Da oggi in Italia basteranno appena sei mesi per rompere il legame matrimoniale ed essere divorziati; al massimo un anno, se si decide di ricorrere al giudice, contro i tre anni che servivano fino a oggi. Un tempo che diversi esperti, psicologi e mediatori familiari, considerano necessario per consentire alla coppia quantomeno di riflettere sulla propria decisione. Soprattutto se ci sono di mezzo i figli. Non sono poche le coppie che magari dopo un attento esame e una pausa di riflessione, opportunamente aiutati, cambiano idea e non si separano più.
Il Parlamento ha offerto dunque una prova di forza trasversale a danno, ancora una volta, della famiglia.

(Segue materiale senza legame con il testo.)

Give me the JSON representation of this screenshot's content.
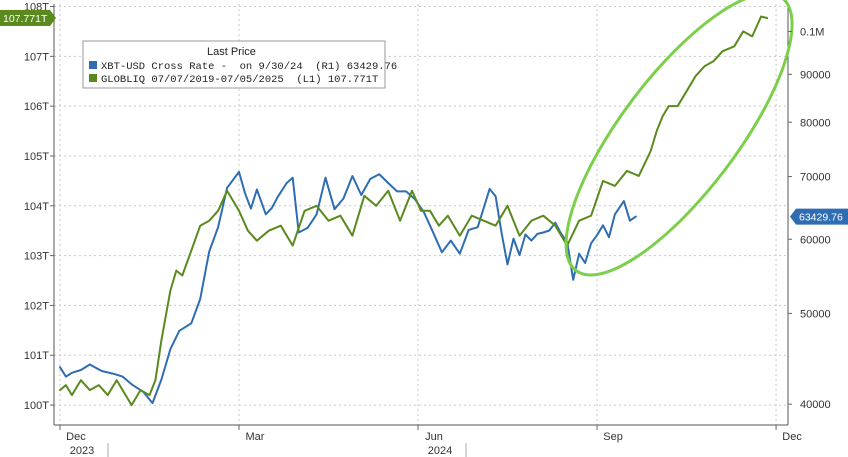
{
  "chart_data": {
    "type": "line",
    "legend": {
      "title": "Last Price",
      "entries": [
        {
          "series": "xbt",
          "text": "XBT-USD Cross Rate -  on 9/30/24  (R1) 63429.76"
        },
        {
          "series": "globliq",
          "text": "GLOBLIQ 07/07/2019-07/05/2025  (L1) 107.771T"
        }
      ],
      "placement": "top-left"
    },
    "x_axis": {
      "ticks": [
        {
          "label": "Dec",
          "sublabel": "2023",
          "month": 0
        },
        {
          "label": "Mar",
          "sublabel": "",
          "month": 3
        },
        {
          "label": "Jun",
          "sublabel": "2024",
          "month": 6
        },
        {
          "label": "Sep",
          "sublabel": "",
          "month": 9
        },
        {
          "label": "Dec",
          "sublabel": "",
          "month": 12
        }
      ],
      "range_months": [
        -0.1,
        12.2
      ]
    },
    "y_left": {
      "ticks": [
        "100T",
        "101T",
        "102T",
        "103T",
        "104T",
        "105T",
        "106T",
        "107T",
        "108T"
      ],
      "tick_values": [
        100,
        101,
        102,
        103,
        104,
        105,
        106,
        107,
        108
      ],
      "unit": "T",
      "range": [
        99.6,
        108.05
      ]
    },
    "y_right": {
      "scale": "log",
      "ticks": [
        "40000",
        "50000",
        "60000",
        "70000",
        "80000",
        "90000",
        "0.1M"
      ],
      "tick_values": [
        40000,
        50000,
        60000,
        70000,
        80000,
        90000,
        100000
      ],
      "range": [
        38000,
        107000
      ]
    },
    "grid": true,
    "series": [
      {
        "id": "xbt",
        "axis": "right",
        "color": "#2f6db3",
        "last_label": "63429.76",
        "x": [
          0.0,
          0.1,
          0.2,
          0.35,
          0.5,
          0.7,
          0.9,
          1.05,
          1.2,
          1.4,
          1.55,
          1.7,
          1.85,
          2.0,
          2.2,
          2.35,
          2.5,
          2.65,
          2.8,
          3.0,
          3.1,
          3.2,
          3.3,
          3.45,
          3.55,
          3.65,
          3.8,
          3.9,
          4.0,
          4.15,
          4.3,
          4.45,
          4.6,
          4.75,
          4.9,
          5.05,
          5.2,
          5.35,
          5.5,
          5.65,
          5.8,
          5.95,
          6.1,
          6.25,
          6.4,
          6.55,
          6.7,
          6.85,
          7.0,
          7.1,
          7.2,
          7.3,
          7.4,
          7.5,
          7.6,
          7.7,
          7.8,
          7.9,
          8.0,
          8.1,
          8.2,
          8.3,
          8.4,
          8.5,
          8.6,
          8.7,
          8.8,
          8.9,
          9.0,
          9.1,
          9.2,
          9.3,
          9.45,
          9.55,
          9.65
        ],
        "y": [
          43800,
          42800,
          43200,
          43500,
          44100,
          43400,
          43100,
          42800,
          42000,
          41200,
          40100,
          42500,
          45800,
          47900,
          48800,
          51800,
          58200,
          61800,
          68100,
          70800,
          67200,
          64700,
          67800,
          63800,
          64800,
          66600,
          68900,
          69800,
          61000,
          61700,
          63800,
          69800,
          64600,
          66300,
          70100,
          66900,
          69600,
          70400,
          68900,
          67500,
          67500,
          66200,
          64100,
          61100,
          58100,
          59800,
          57900,
          61400,
          61800,
          64800,
          67900,
          66700,
          60900,
          56400,
          60100,
          57700,
          60700,
          59800,
          60800,
          61000,
          61300,
          62500,
          60800,
          59600,
          54300,
          57900,
          56600,
          59400,
          60600,
          62100,
          60300,
          63800,
          65900,
          62800,
          63430
        ]
      },
      {
        "id": "globliq",
        "axis": "left",
        "color": "#5a8a1e",
        "last_label": "107.771T",
        "x": [
          0.0,
          0.1,
          0.2,
          0.35,
          0.5,
          0.65,
          0.8,
          0.95,
          1.1,
          1.2,
          1.35,
          1.5,
          1.6,
          1.7,
          1.85,
          1.95,
          2.05,
          2.2,
          2.35,
          2.5,
          2.65,
          2.8,
          3.0,
          3.15,
          3.3,
          3.5,
          3.7,
          3.9,
          4.1,
          4.3,
          4.5,
          4.7,
          4.9,
          5.1,
          5.3,
          5.5,
          5.7,
          5.9,
          6.05,
          6.2,
          6.35,
          6.5,
          6.7,
          6.9,
          7.1,
          7.3,
          7.5,
          7.7,
          7.9,
          8.1,
          8.3,
          8.5,
          8.7,
          8.9,
          9.1,
          9.3,
          9.5,
          9.7,
          9.9,
          10.0,
          10.1,
          10.2,
          10.35,
          10.5,
          10.65,
          10.8,
          10.95,
          11.1,
          11.3,
          11.45,
          11.6,
          11.75,
          11.85
        ],
        "y": [
          100.3,
          100.4,
          100.2,
          100.5,
          100.3,
          100.4,
          100.2,
          100.5,
          100.2,
          100.0,
          100.3,
          100.2,
          100.5,
          101.3,
          102.3,
          102.7,
          102.6,
          103.1,
          103.6,
          103.7,
          103.9,
          104.3,
          103.9,
          103.5,
          103.3,
          103.5,
          103.6,
          103.2,
          103.9,
          104.0,
          103.7,
          103.8,
          103.4,
          104.2,
          104.0,
          104.3,
          103.7,
          104.3,
          103.9,
          103.9,
          103.6,
          103.8,
          103.4,
          103.8,
          103.7,
          103.6,
          104.0,
          103.4,
          103.7,
          103.8,
          103.6,
          103.2,
          103.7,
          103.8,
          104.5,
          104.4,
          104.7,
          104.6,
          105.1,
          105.5,
          105.8,
          106.0,
          106.0,
          106.3,
          106.6,
          106.8,
          106.9,
          107.1,
          107.2,
          107.5,
          107.4,
          107.8,
          107.77
        ]
      }
    ],
    "annotation": {
      "type": "ellipse",
      "color": "#7ccf4a",
      "note": ""
    }
  },
  "colors": {
    "xbt": "#2f6db3",
    "globliq": "#5a8a1e",
    "annotation": "#7ccf4a",
    "grid": "#c8c8c8"
  }
}
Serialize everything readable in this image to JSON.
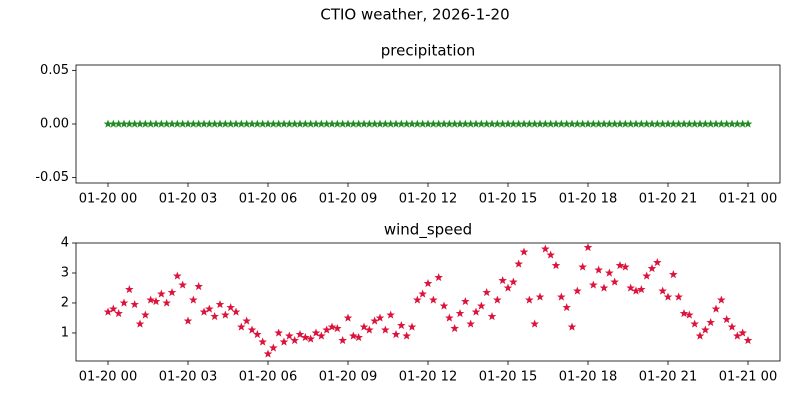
{
  "title": "CTIO weather, 2026-1-20",
  "chart_data": [
    {
      "type": "scatter",
      "title": "precipitation",
      "marker": "star",
      "x": [
        0,
        0.2,
        0.4,
        0.6,
        0.8,
        1,
        1.2,
        1.4,
        1.6,
        1.8,
        2,
        2.2,
        2.4,
        2.6,
        2.8,
        3,
        3.2,
        3.4,
        3.6,
        3.8,
        4,
        4.2,
        4.4,
        4.6,
        4.8,
        5,
        5.2,
        5.4,
        5.6,
        5.8,
        6,
        6.2,
        6.4,
        6.6,
        6.8,
        7,
        7.2,
        7.4,
        7.6,
        7.8,
        8,
        8.2,
        8.4,
        8.6,
        8.8,
        9,
        9.2,
        9.4,
        9.6,
        9.8,
        10,
        10.2,
        10.4,
        10.6,
        10.8,
        11,
        11.2,
        11.4,
        11.6,
        11.8,
        12,
        12.2,
        12.4,
        12.6,
        12.8,
        13,
        13.2,
        13.4,
        13.6,
        13.8,
        14,
        14.2,
        14.4,
        14.6,
        14.8,
        15,
        15.2,
        15.4,
        15.6,
        15.8,
        16,
        16.2,
        16.4,
        16.6,
        16.8,
        17,
        17.2,
        17.4,
        17.6,
        17.8,
        18,
        18.2,
        18.4,
        18.6,
        18.8,
        19,
        19.2,
        19.4,
        19.6,
        19.8,
        20,
        20.2,
        20.4,
        20.6,
        20.8,
        21,
        21.2,
        21.4,
        21.6,
        21.8,
        22,
        22.2,
        22.4,
        22.6,
        22.8,
        23,
        23.2,
        23.4,
        23.6,
        23.8,
        24
      ],
      "series": [
        {
          "name": "precipitation",
          "color": "#228b22",
          "values": [
            0,
            0,
            0,
            0,
            0,
            0,
            0,
            0,
            0,
            0,
            0,
            0,
            0,
            0,
            0,
            0,
            0,
            0,
            0,
            0,
            0,
            0,
            0,
            0,
            0,
            0,
            0,
            0,
            0,
            0,
            0,
            0,
            0,
            0,
            0,
            0,
            0,
            0,
            0,
            0,
            0,
            0,
            0,
            0,
            0,
            0,
            0,
            0,
            0,
            0,
            0,
            0,
            0,
            0,
            0,
            0,
            0,
            0,
            0,
            0,
            0,
            0,
            0,
            0,
            0,
            0,
            0,
            0,
            0,
            0,
            0,
            0,
            0,
            0,
            0,
            0,
            0,
            0,
            0,
            0,
            0,
            0,
            0,
            0,
            0,
            0,
            0,
            0,
            0,
            0,
            0,
            0,
            0,
            0,
            0,
            0,
            0,
            0,
            0,
            0,
            0,
            0,
            0,
            0,
            0,
            0,
            0,
            0,
            0,
            0,
            0,
            0,
            0,
            0,
            0,
            0,
            0,
            0,
            0,
            0,
            0
          ]
        }
      ],
      "xlim": [
        -1.2,
        25.2
      ],
      "xticks": [
        {
          "value": 0,
          "label": "01-20 00"
        },
        {
          "value": 3,
          "label": "01-20 03"
        },
        {
          "value": 6,
          "label": "01-20 06"
        },
        {
          "value": 9,
          "label": "01-20 09"
        },
        {
          "value": 12,
          "label": "01-20 12"
        },
        {
          "value": 15,
          "label": "01-20 15"
        },
        {
          "value": 18,
          "label": "01-20 18"
        },
        {
          "value": 21,
          "label": "01-20 21"
        },
        {
          "value": 24,
          "label": "01-21 00"
        }
      ],
      "ylim": [
        -0.055,
        0.055
      ],
      "yticks": [
        {
          "value": -0.05,
          "label": "-0.05"
        },
        {
          "value": 0,
          "label": "0.00"
        },
        {
          "value": 0.05,
          "label": "0.05"
        }
      ]
    },
    {
      "type": "scatter",
      "title": "wind_speed",
      "marker": "star",
      "x": [
        0,
        0.2,
        0.4,
        0.6,
        0.8,
        1,
        1.2,
        1.4,
        1.6,
        1.8,
        2,
        2.2,
        2.4,
        2.6,
        2.8,
        3,
        3.2,
        3.4,
        3.6,
        3.8,
        4,
        4.2,
        4.4,
        4.6,
        4.8,
        5,
        5.2,
        5.4,
        5.6,
        5.8,
        6,
        6.2,
        6.4,
        6.6,
        6.8,
        7,
        7.2,
        7.4,
        7.6,
        7.8,
        8,
        8.2,
        8.4,
        8.6,
        8.8,
        9,
        9.2,
        9.4,
        9.6,
        9.8,
        10,
        10.2,
        10.4,
        10.6,
        10.8,
        11,
        11.2,
        11.4,
        11.6,
        11.8,
        12,
        12.2,
        12.4,
        12.6,
        12.8,
        13,
        13.2,
        13.4,
        13.6,
        13.8,
        14,
        14.2,
        14.4,
        14.6,
        14.8,
        15,
        15.2,
        15.4,
        15.6,
        15.8,
        16,
        16.2,
        16.4,
        16.6,
        16.8,
        17,
        17.2,
        17.4,
        17.6,
        17.8,
        18,
        18.2,
        18.4,
        18.6,
        18.8,
        19,
        19.2,
        19.4,
        19.6,
        19.8,
        20,
        20.2,
        20.4,
        20.6,
        20.8,
        21,
        21.2,
        21.4,
        21.6,
        21.8,
        22,
        22.2,
        22.4,
        22.6,
        22.8,
        23,
        23.2,
        23.4,
        23.6,
        23.8,
        24
      ],
      "series": [
        {
          "name": "wind_speed",
          "color": "#dc143c",
          "values": [
            1.7,
            1.8,
            1.65,
            2.0,
            2.45,
            1.95,
            1.3,
            1.6,
            2.1,
            2.05,
            2.3,
            2.0,
            2.35,
            2.9,
            2.6,
            1.4,
            2.1,
            2.55,
            1.7,
            1.8,
            1.55,
            1.95,
            1.6,
            1.85,
            1.7,
            1.2,
            1.4,
            1.1,
            0.95,
            0.7,
            0.3,
            0.5,
            1.0,
            0.7,
            0.9,
            0.75,
            0.95,
            0.85,
            0.8,
            1.0,
            0.9,
            1.1,
            1.2,
            1.15,
            0.75,
            1.5,
            0.9,
            0.85,
            1.2,
            1.1,
            1.4,
            1.5,
            1.1,
            1.6,
            0.95,
            1.25,
            0.9,
            1.2,
            2.1,
            2.3,
            2.65,
            2.1,
            2.85,
            1.9,
            1.5,
            1.15,
            1.65,
            2.05,
            1.3,
            1.7,
            1.9,
            2.35,
            1.55,
            2.1,
            2.75,
            2.5,
            2.7,
            3.3,
            3.7,
            2.1,
            1.3,
            2.2,
            3.8,
            3.6,
            3.25,
            2.2,
            1.85,
            1.2,
            2.4,
            3.2,
            3.85,
            2.6,
            3.1,
            2.5,
            3.0,
            2.7,
            3.25,
            3.2,
            2.5,
            2.4,
            2.45,
            2.9,
            3.15,
            3.35,
            2.4,
            2.2,
            2.95,
            2.2,
            1.65,
            1.6,
            1.3,
            0.9,
            1.1,
            1.35,
            1.8,
            2.1,
            1.45,
            1.2,
            0.9,
            1.0,
            0.75
          ]
        }
      ],
      "xlim": [
        -1.2,
        25.2
      ],
      "xticks": [
        {
          "value": 0,
          "label": "01-20 00"
        },
        {
          "value": 3,
          "label": "01-20 03"
        },
        {
          "value": 6,
          "label": "01-20 06"
        },
        {
          "value": 9,
          "label": "01-20 09"
        },
        {
          "value": 12,
          "label": "01-20 12"
        },
        {
          "value": 15,
          "label": "01-20 15"
        },
        {
          "value": 18,
          "label": "01-20 18"
        },
        {
          "value": 21,
          "label": "01-20 21"
        },
        {
          "value": 24,
          "label": "01-21 00"
        }
      ],
      "ylim": [
        0.065,
        4.0
      ],
      "yticks": [
        1,
        2,
        3,
        4
      ]
    }
  ]
}
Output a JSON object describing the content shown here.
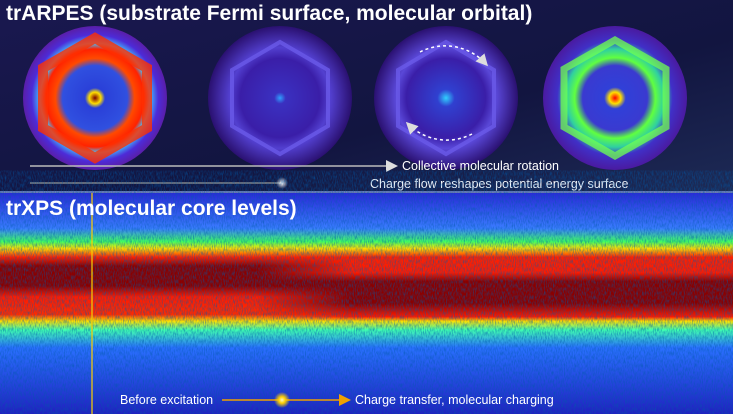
{
  "top_panel": {
    "title": "trARPES (substrate Fermi surface, molecular orbital)",
    "arrow_1": "Collective molecular rotation",
    "arrow_2": "Charge flow reshapes potential energy surface"
  },
  "bottom_panel": {
    "title": "trXPS (molecular core levels)",
    "start_label": "Before excitation",
    "end_label": "Charge transfer, molecular charging"
  }
}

Con l’approvazione in via definitiva (con 398 sì, 28 no e 6 astenuti) da parte della Camera la riforma delle norme sul divorzio, a 41 anni dal referendum del 1974, è cosa fatta. A favore hanno votato Pd, Sel, M5S, Scelta civica, Psi e Alternativa libera. Forza Italia e Area popolare (Udc e alfaniani) hanno dichiarato il loro sì lasciando, però, anche libertà di coscienza, viste le «diverse sensibilità» presenti nei gruppi. La Lega ha lasciato libertà di coscienza ma la maggior parte dei deputati leghisti, secondo quanto viene riferito, ha votato contro. In dissenso da Forza Italia, il deputato Antonio Palmieri ha votato contro.
Il tempo di attesa tra separazione e divorzio scende a un anno (invece di tre) se l’addio è giudiziale, ma se il divorzio tra i coniugi è consensuale il tempo scende a 6 mesi.
E non cambia nulla se nella coppia ci sono figli minori.Il testo che era stato approvato in prima lettura alla Camera, poi modificato al Senato – con lo stralcio della norma che prevedeva il divorzio immediato ma non solo – è stato definito dalla relatrice del Pd Alessia Morani «una norma di civiltà».
«Un altro impegno mantenuto. Avanti, è la #voltabuona», ha twittato il premier Renzi.
Dopo l’approvazione del “divorzio breve”, alcuni parlamentari hanno messo subito le mani avanti chiedendo rapidità nell’approvazioni di leggi sulle unioni civili, comprese quelle omosessuali. «L’approvazione del divorzio breve», ha scritto in un post su Facebook il senatore e sottosegretario agli esteri Benedetto Della Vedova, «dimostra che questa legislatura può garantire un deciso avanzamento del processo riformatore anche sui temi civili, su cui per lunghi anni l’attività legislativa ha fatto segnare gravi passi indietro, come sulla fecondazione assistita e la ricerca scientifica, o insostenibili battute d’arresto, come sul riconoscimento delle unioni civili e, in particolare, di quelle omosessuali. Ora si tratta, proprio a partire da questi dossier, di proseguire il lavoro fino al 2018».
Ridurre il matrimonio e il suo significato giuridico e sociale a qualcosa di sempre più simile a un patto elastico di convivenza, che si può sciogliere in brevissimo tempo e con estrema facilità, è un pericolo per tutti a cominciare dai figli. A parole, tutti i politici affermano di voler difendere e sostenere la famiglia ma purtroppo, nei fatti, si legifera in senso esattamente contrario come dimostra questa riforma.